A, time plot of mEPSC rate in slices pre-treated with capsazepine (20 μm). The addition of anandamide does not significantly change the mEPSC rate. Note that the capsaicin-induced increase in rate is significantly reduced by capsazepine. B, cumulative plot analysis of mEPSCs in the same neuron showing the peak amplitude; inset shows averaged mEPSCs before (control; continuous line) and during application of anandamide (AEA; dotted line). C, pooled results demonstrating that anandamide has no effect on the mEPSC rate in cells pre-treated with capsazepine.

Figure 3. Effects of agents on the action of anandamide on mEPSC frequency

Pooled data showing the increase in mEPSC frequency in the presence of anandamide (30 μm) and the CB1 antagonist AM251 (3 μm) (A), methanandamide (30 μm) (B), anandamide (mAEA; 30 μm) and the FAAH inhibitor PMSF (20 μm) (C) and the anandamide transport inhibitor AM404 (30 μm) (D). There was no mean mEPSC rate increase in the presence of anandamide and the FAAH inhibitor PMSF.

Figure 4. Anandamide does not alter the evoked EPSC amplitude

A, time plot of the evoked EPSC amplitude before and during application of anandamide (30 μm; AEA). Neither anandamide nor capsaicin (300 nm) altered the eEPSC. Baclofen (10 μm) causes a decrease in amplitude. B, averaged eEPSC before (control; thick line) and during application of anandamide (AEA; grey line), and after application of baclofen (10 μm; thin line). C, normalised averaged responses to identical paired stimuli (inter-stimulus interval, 70 ms), with the eEPSC₁ normalised (left) to demonstrate the lack of change in eEPSC₂ relative to eEPSC₁, following application of anandamide (AEA). Baclofen caused a facilitation of the eEPSC₂ relative to eEPSC₁.

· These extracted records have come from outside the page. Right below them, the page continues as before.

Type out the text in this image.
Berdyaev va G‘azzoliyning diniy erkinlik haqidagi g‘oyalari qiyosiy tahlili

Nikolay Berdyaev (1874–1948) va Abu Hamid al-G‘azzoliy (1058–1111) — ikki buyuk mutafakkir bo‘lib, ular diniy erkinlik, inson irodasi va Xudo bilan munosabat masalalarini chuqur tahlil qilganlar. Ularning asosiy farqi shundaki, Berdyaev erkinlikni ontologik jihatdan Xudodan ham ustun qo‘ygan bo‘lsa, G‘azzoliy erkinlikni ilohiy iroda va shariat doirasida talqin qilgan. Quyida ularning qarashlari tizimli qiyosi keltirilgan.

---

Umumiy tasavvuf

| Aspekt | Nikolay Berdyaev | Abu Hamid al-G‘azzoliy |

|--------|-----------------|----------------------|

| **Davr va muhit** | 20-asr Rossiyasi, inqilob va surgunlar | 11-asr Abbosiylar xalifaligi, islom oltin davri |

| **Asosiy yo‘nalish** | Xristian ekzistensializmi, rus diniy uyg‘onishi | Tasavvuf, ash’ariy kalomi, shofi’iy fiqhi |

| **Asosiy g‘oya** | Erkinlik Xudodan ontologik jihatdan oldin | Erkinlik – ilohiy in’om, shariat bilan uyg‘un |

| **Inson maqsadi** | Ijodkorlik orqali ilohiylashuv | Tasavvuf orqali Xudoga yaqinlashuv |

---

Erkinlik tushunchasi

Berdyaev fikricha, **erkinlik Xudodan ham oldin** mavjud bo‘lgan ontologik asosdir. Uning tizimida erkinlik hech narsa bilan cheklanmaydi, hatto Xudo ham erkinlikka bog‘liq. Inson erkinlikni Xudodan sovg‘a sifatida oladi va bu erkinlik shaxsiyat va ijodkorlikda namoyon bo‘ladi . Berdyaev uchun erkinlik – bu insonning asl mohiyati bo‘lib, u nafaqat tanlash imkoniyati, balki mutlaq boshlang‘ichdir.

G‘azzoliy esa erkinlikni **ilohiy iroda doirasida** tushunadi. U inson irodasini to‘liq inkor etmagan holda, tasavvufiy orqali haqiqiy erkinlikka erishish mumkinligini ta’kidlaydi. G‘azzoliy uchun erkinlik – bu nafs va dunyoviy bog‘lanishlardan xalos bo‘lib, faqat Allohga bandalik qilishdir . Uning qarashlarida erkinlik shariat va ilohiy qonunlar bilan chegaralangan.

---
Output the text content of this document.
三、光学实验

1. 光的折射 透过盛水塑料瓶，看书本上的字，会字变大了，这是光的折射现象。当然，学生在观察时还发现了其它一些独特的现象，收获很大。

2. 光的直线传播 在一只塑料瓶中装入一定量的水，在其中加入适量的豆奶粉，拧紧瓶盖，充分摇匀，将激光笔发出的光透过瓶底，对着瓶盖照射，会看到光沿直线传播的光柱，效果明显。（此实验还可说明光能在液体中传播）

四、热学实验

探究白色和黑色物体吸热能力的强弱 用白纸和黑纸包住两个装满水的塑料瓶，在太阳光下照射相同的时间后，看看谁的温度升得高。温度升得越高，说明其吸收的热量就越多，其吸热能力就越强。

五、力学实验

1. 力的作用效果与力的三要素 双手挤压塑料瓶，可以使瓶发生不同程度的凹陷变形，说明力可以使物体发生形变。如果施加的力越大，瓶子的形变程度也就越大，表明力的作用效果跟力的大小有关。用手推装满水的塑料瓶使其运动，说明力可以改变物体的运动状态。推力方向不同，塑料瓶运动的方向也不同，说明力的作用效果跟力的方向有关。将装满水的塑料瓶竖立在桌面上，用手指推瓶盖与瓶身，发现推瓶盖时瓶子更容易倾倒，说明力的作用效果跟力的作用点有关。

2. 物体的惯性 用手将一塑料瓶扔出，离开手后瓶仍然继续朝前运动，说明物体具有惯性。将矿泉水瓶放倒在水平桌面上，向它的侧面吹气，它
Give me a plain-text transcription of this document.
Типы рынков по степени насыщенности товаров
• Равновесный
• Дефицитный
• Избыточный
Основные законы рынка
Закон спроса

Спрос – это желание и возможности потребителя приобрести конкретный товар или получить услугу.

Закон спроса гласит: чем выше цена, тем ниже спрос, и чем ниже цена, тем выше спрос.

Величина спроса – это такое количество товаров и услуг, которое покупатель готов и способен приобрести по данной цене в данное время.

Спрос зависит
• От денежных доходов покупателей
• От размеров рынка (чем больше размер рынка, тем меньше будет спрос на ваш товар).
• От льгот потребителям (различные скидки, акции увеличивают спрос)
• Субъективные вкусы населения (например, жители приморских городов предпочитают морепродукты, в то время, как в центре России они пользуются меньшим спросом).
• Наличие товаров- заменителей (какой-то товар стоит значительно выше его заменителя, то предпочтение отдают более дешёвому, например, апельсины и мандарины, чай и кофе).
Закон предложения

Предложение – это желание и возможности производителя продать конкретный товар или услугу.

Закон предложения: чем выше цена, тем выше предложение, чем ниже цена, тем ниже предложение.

Figure 5. Anandamide activates VR1 in dissociated trigeminal ganglion neurons

A, time plot of the VR1-mediated current at +40 mV illustrating the effects of anandamide (AEA; 10 μm and 100 μm) and the reversal of the 100 μm anandamide-induced current following the addition of capsazepine (30 μm). Also illustrated is the response of the cell to capsaicin (10 μm). B, concentration-response relationship for capsaicin (EC₅₀, 500 nm) and anandamide (EC₅₀, 10 μm) in trigeminal ganglion neurons. C, histogram showing that the outward current induced by AM404 (30 μm) can be reversed by the addition of the VR1 receptor antagonist iodoresiniferatoxin (1 μm). The fatty acid amide hydrolase (FAAH) inhibitor, OL53 (300 nm) has no significant effect on the anandamide-induced outward current, and causes only a small outward current when applied alone.